Oscars 2024
courts & moyens métrages
@ Documentaires

texte
Élie Castiel

Si proches… si loin

Les 139 minutes constituant les documentaires cette année, des productions américaines, sauf une en provenance de Taïwan. Année de vaches maigres que 2023. Des sujets archi-traités auparavant. Des mises en scène parfois hasardeuses, certaines à la narration prêchi-prêcha. On se demande qui, à la célèbre Académie sise à Los Angeles a choisi ces finalistes. Toujours est-il qu’on reste sur notre faim, sauf peut-être dans le cas de la proposition émise par Sheila Nevins, noble, mais…

Comme il se doit, on entamera avec nos voisins du Sud. Il semblerait que dans tous les cas, les efforts sont mis sur la mise en images, le montage parfois, une idée du plan, mais pas d’idée dans l’exécution des thèmes, selon, plus ou moins intéressants même si déjà abordés avec beaucoup plus de rigueur auparavant.

Sean Wang a eu l’idée, juste comme ça, de filmer le quotidien de deux jeunes vieilles dames dans Nai Nai & Wāi Pó, que Yi Yan Fuei et Zhang Li Hua interprètent avec une grâce étonnante. L’une a 83 printemps et sent qu’elle en a 20; l’autre est arrivée à l’âge tendre de 94 ans et sent qu’elle en a 100. Deux idées de la vie qui s’allonge et la mort, même si peut-être pas trop prochaine, qui s’annonce. Pour le moment, elles profitent du reste du temps. Non pas à la recherche de ce célèbre temps perdu, mais en quête de « ce que l’avenir leur propose », aussi court soit-il. Une caméra du même Wang qui filme avec autant de rigueur et improvisation qu’avec une âme sincèrement nostalgique.

Dommage, mais The ABCs of Book Banning, de Sheila Nevins, aurait pu être le meilleur documentaire, mais en choisissant comme protagonistes de jeunes enfants, pas encore au début de l’adolescence, elle leur fait réciter des phrases prêtes, convaincantes, toute faites. Ces jeunes du futur parlent de l’homophobie, des trans, des drag Queens, un peu de sexualité, mais surtout de ces livres qu’on range dans les tiroirs et qu’on interdit de lire.
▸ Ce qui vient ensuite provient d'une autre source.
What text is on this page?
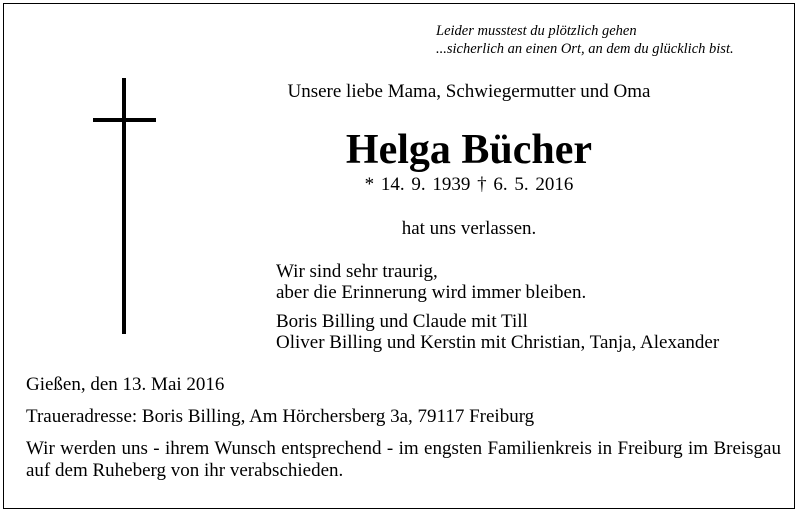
Leider musstest du plötzlich gehen
...sicherlich an einen Ort, an dem du glücklich bist.
Unsere liebe Mama, Schwiegermutter und Oma
Helga Bücher
* 14. 9. 1939 † 6. 5. 2016
hat uns verlassen.
Wir sind sehr traurig,
aber die Erinnerung wird immer bleiben.
Boris Billing und Claude mit Till
Oliver Billing und Kerstin mit Christian, Tanja, Alexander
Gießen, den 13. Mai 2016
Traueradresse: Boris Billing, Am Hörchersberg 3a, 79117 Freiburg
Wir werden uns - ihrem Wunsch entsprechend - im engsten Familienkreis in Freiburg im Breisgau auf dem Ruheberg von ihr verabschieden.
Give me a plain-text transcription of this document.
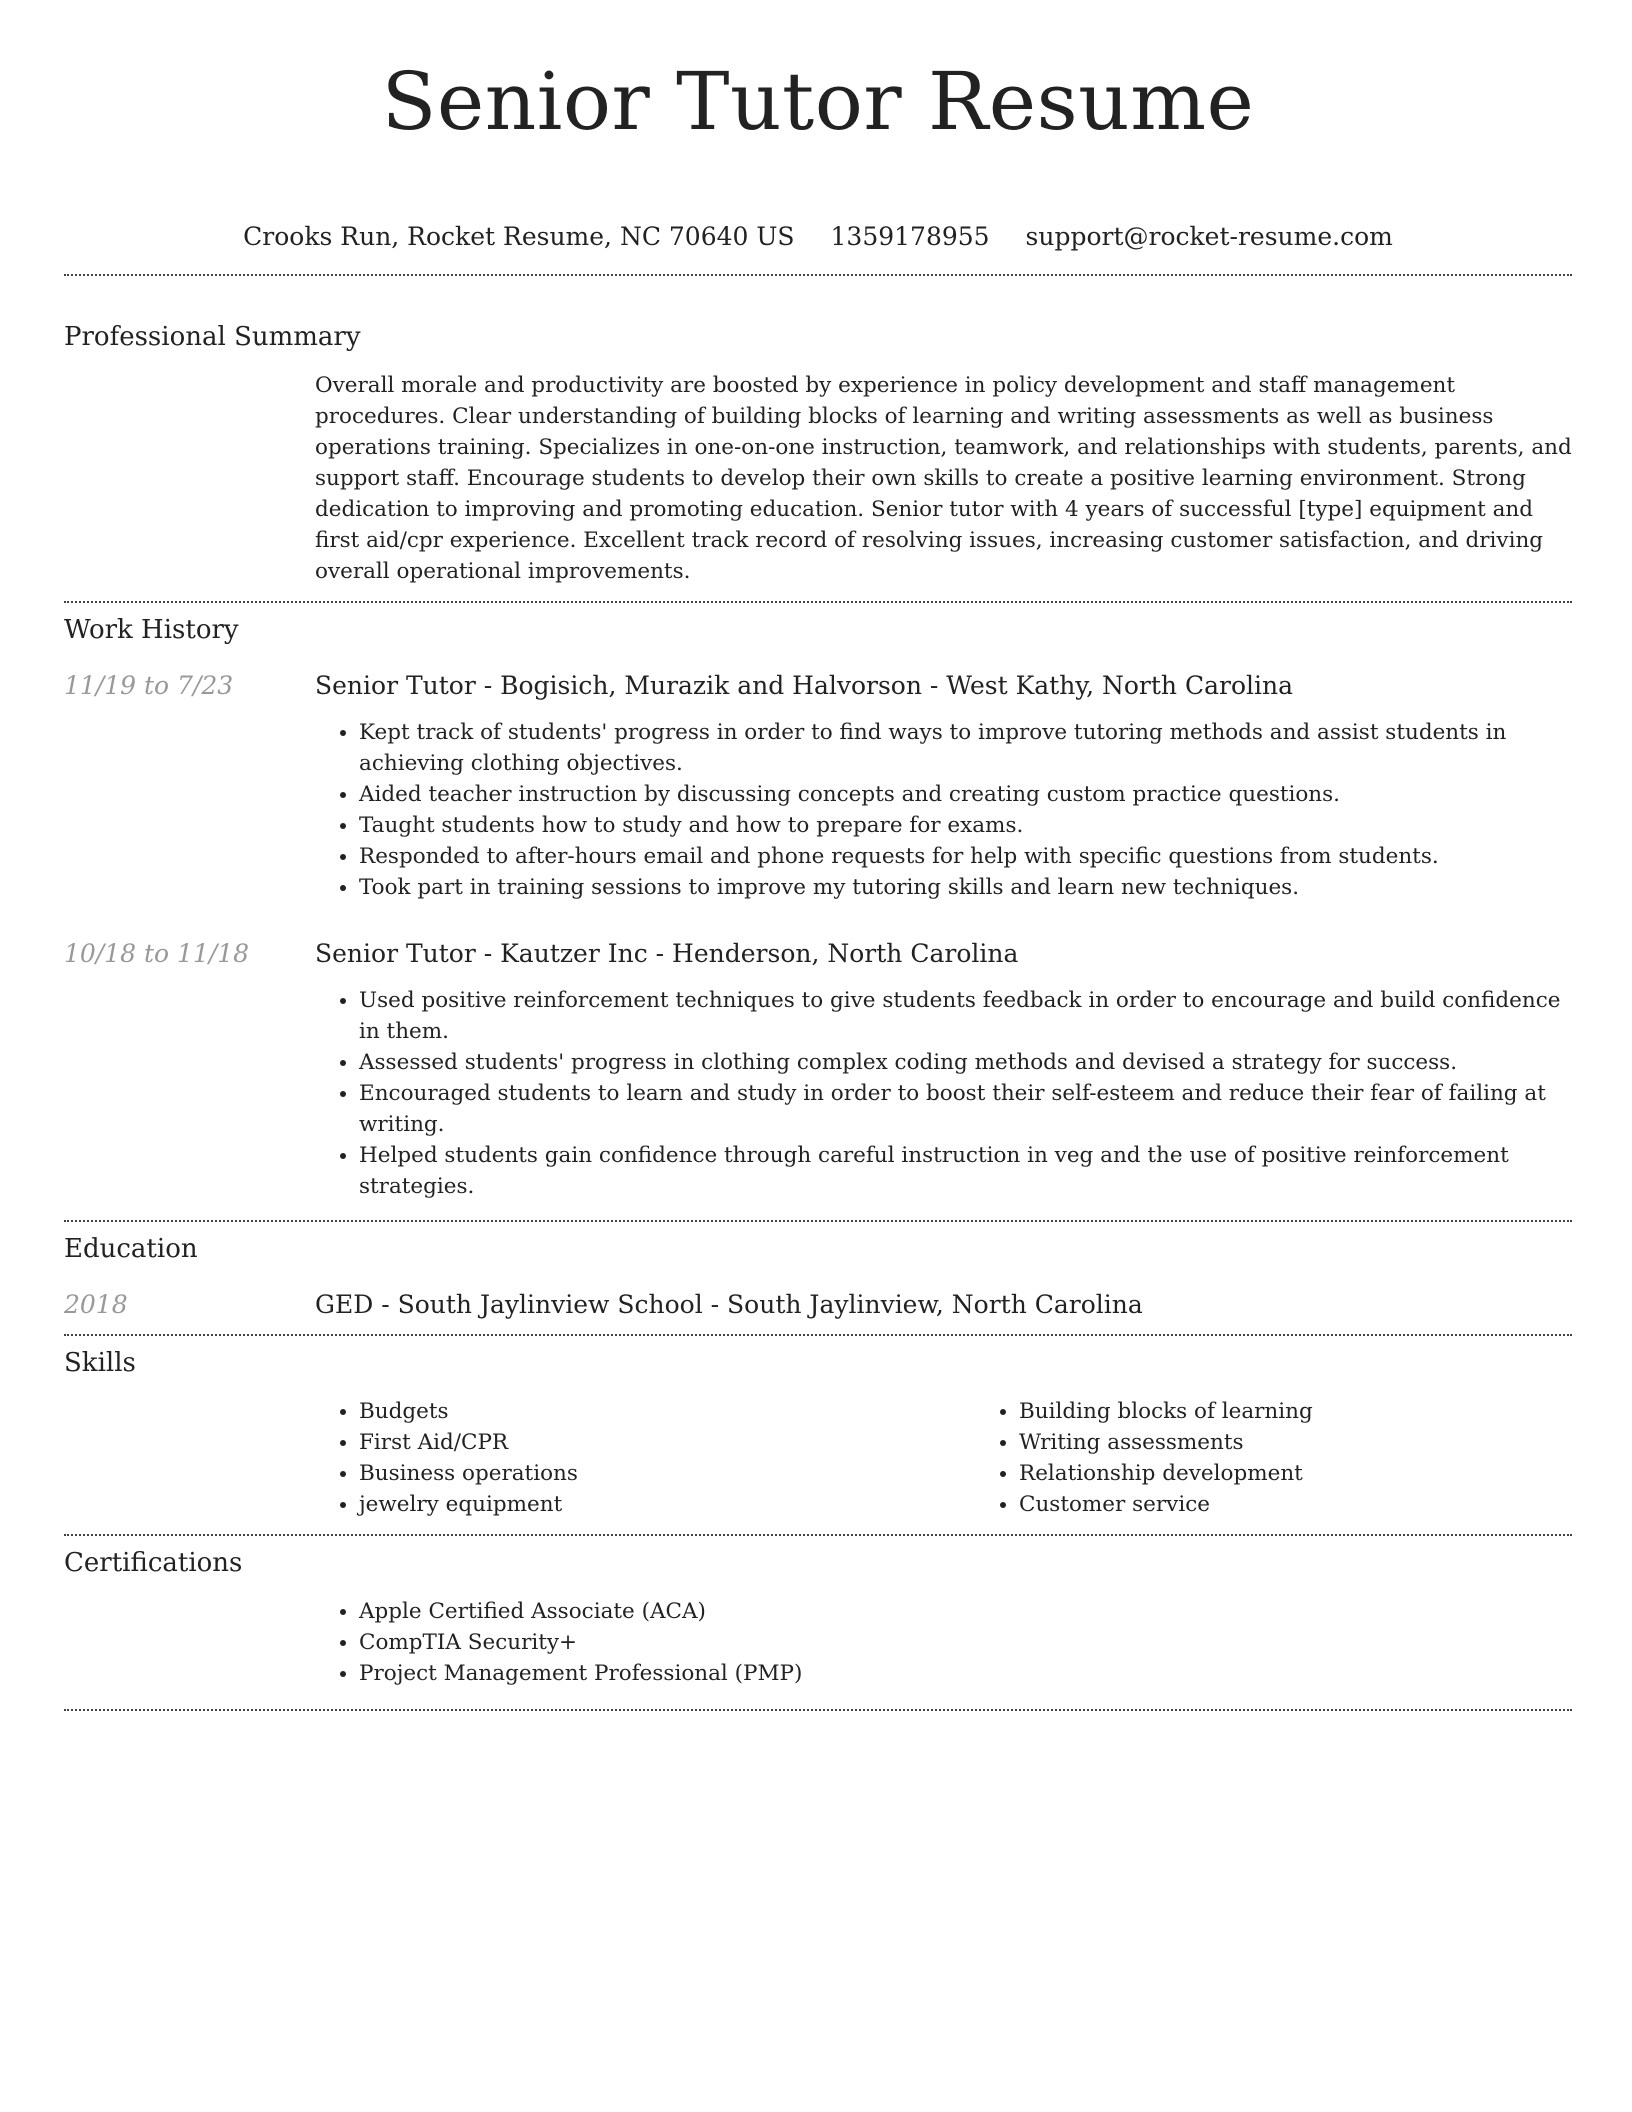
Senior Tutor Resume
Crooks Run, Rocket Resume, NC 70640 US 1359178955 support@rocket-resume.com
Professional Summary

Overall morale and productivity are boosted by experience in policy development and staff management procedures. Clear understanding of building blocks of learning and writing assessments as well as business operations training. Specializes in one-on-one instruction, teamwork, and relationships with students, parents, and support staff. Encourage students to develop their own skills to create a positive learning environment. Strong dedication to improving and promoting education. Senior tutor with 4 years of successful [type] equipment and first aid/cpr experience. Excellent track record of resolving issues, increasing customer satisfaction, and driving overall operational improvements.

Work History
11/19 to 7/23	Senior Tutor - Bogisich, Murazik and Halvorson - West Kathy, North Carolina
• Kept track of students' progress in order to find ways to improve tutoring methods and assist students in achieving clothing objectives.
• Aided teacher instruction by discussing concepts and creating custom practice questions.
• Taught students how to study and how to prepare for exams.
• Responded to after-hours email and phone requests for help with specific questions from students.
• Took part in training sessions to improve my tutoring skills and learn new techniques.
10/18 to 11/18	Senior Tutor - Kautzer Inc - Henderson, North Carolina
• Used positive reinforcement techniques to give students feedback in order to encourage and build confidence in them.
• Assessed students' progress in clothing complex coding methods and devised a strategy for success.
• Encouraged students to learn and study in order to boost their self-esteem and reduce their fear of failing at writing.
• Helped students gain confidence through careful instruction in veg and the use of positive reinforcement strategies.
Education
2018	GED - South Jaylinview School - South Jaylinview, North Carolina
Skills
• Budgets
• First Aid/CPR
• Business operations
• jewelry equipment
• Building blocks of learning
• Writing assessments
• Relationship development
• Customer service
Certifications
• Apple Certified Associate (ACA)
• CompTIA Security+
• Project Management Professional (PMP)
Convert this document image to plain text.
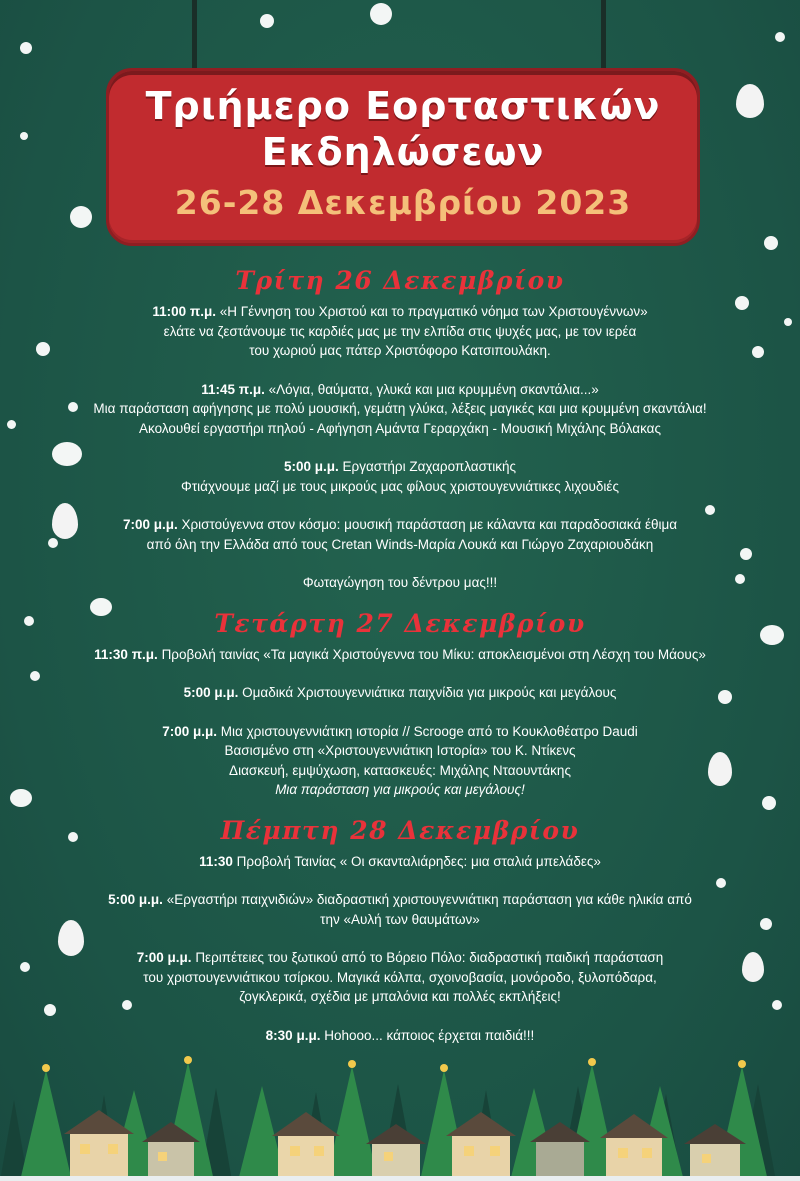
Τριήμερο Εορταστικών
Εκδηλώσεων
26-28 Δεκεμβρίου 2023
Τρίτη 26 Δεκεμβρίου
11:00 π.μ. «Η Γέννηση του Χριστού και το πραγματικό νόημα των Χριστουγέννων»
ελάτε να ζεστάνουμε τις καρδιές μας με την ελπίδα στις ψυχές μας, με τον ιερέα
του χωριού μας πάτερ Χριστόφορο Κατσιπουλάκη.
11:45 π.μ. «Λόγια, θαύματα, γλυκά και μια κρυμμένη σκαντάλια...»
Μια παράσταση αφήγησης με πολύ μουσική, γεμάτη γλύκα, λέξεις μαγικές και μια κρυμμένη σκαντάλια!
Ακολουθεί εργαστήρι πηλού - Αφήγηση Αμάντα Γεραρχάκη - Μουσική Μιχάλης Βόλακας
5:00 μ.μ. Εργαστήρι Ζαχαροπλαστικής
Φτιάχνουμε μαζί με τους μικρούς μας φίλους χριστουγεννιάτικες λιχουδιές
7:00 μ.μ. Χριστούγεννα στον κόσμο: μουσική παράσταση με κάλαντα και παραδοσιακά έθιμα
από όλη την Ελλάδα από τους Cretan Winds-Μαρία Λουκά και Γιώργο Ζαχαριουδάκη
Φωταγώγηση του δέντρου μας!!!
Τετάρτη 27 Δεκεμβρίου
11:30 π.μ. Προβολή ταινίας «Τα μαγικά Χριστούγεννα του Μίκυ: αποκλεισμένοι στη Λέσχη του Μάους»
5:00 μ.μ. Ομαδικά Χριστουγεννιάτικα παιχνίδια για μικρούς και μεγάλους
7:00 μ.μ. Μια χριστουγεννιάτικη ιστορία // Scrooge από το Κουκλοθέατρο Daudi
Βασισμένο στη «Χριστουγεννιάτικη Ιστορία» του Κ. Ντίκενς
Διασκευή, εμψύχωση, κατασκευές: Μιχάλης Νταουντάκης
Μια παράσταση για μικρούς και μεγάλους!
Πέμπτη 28 Δεκεμβρίου
11:30 Προβολή Ταινίας « Οι σκανταλιάρηδες: μια σταλιά μπελάδες»
5:00 μ.μ. «Εργαστήρι παιχνιδιών» διαδραστική χριστουγεννιάτικη παράσταση για κάθε ηλικία από
την «Αυλή των θαυμάτων»
7:00 μ.μ. Περιπέτειες του ξωτικού από το Βόρειο Πόλο: διαδραστική παιδική παράσταση
του χριστουγεννιάτικου τσίρκου. Μαγικά κόλπα, σχοινοβασία, μονόροδο, ξυλοπόδαρα,
ζογκλερικά, σχέδια με μπαλόνια και πολλές εκπλήξεις!
8:30 μ.μ. Hohooo... κάποιος έρχεται παιδιά!!!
Une approche plus politiquement suggérée par des adultes  aurait été de mise.

  

À Little Rock, dans l’État de l’Arkansas, deux communautés, la privilégiée, celle des Blancs et l’autre, celle des Afro-américains qui doivent trimer pour presque y arriver. Aucun crédit ne leur sont accordés. Une position économique précaire, pour ne pas dire désastreuse. Si les instances fédérales et de l’État ne peuvent (ou ne veulent) pas grand-chose, il n’y a que la débrouille, telle qu’instaurée par un certain Arlo Washington, qui a décidé de changer les choses en créant un système économique assez séduisant et qui, par miracle, fait ses preuves. Le rêve américain existe, mais il n’est pas comme celui que tous pensaient. C’est le rêve de « la débrouille » et de la « lutte perpétuelle ». Et lorsqu’il s’agit d’une question de race, le système roule encore à deux vitesses. Mais The Barber of Little Rock n’arrive pourtant pas à la cheville du moyen de Spike Lee, Joe’s Bed-Stuy Barbershop: We Cut Heads. Il y a de nombreuses années, à la fin de la projection à la Cinémathèque québécoise, derrière la salle, debout, timide et nerveux, il attendait la réaction du public. Je lui avais prédit un grand avenir. La suite, vous connaissez. John Hoffman et Christine Turner ont préféré ici le « good old way » des entrevues touchantes, inspirantes, même si parfois, redondantes.

The Last Repair Shop

Certains jeunes (et moins jeunes) de quartiers défavorisés de Los Angeles rêvent de jouer d’un instrument de musique. Quelques adultes bien intentionnés et amoureux de la musique ont décidé de récupérer de vieux instruments et de les recycler. Le résultat est surprenant. Ben Proudfoot et Kris Bowers s’organisent pour que la caméra de David Feeney-Mosier établisse un rapport de correspondances aussi complice qu’enthousiaste avec les protagonistes et les lieux. Il en découle, dans The Last Repair Shop, un document émouvant, épris de lyrisme contagieux aussi inspirant que survolté.

Et pour ne pas trop décevoir les courts métragistes étrangers, un sujet en provenance de Taïwan, Island in Between, de S. Leo Chiang. Titre allégorique confirmant l’idée selon laquelle la distance qui sépare Kinmen (Taïwan) de Xiamen (Chine) est si attenante que l’œil étranger pourrait ne pas voir la différence. Et pourtant deux mondes, deux idéologies, deux parcours historiques, deux de civilisation chinoises, mais au parcours percuté par des prises de position irréconciliables. Le parti pris est évident.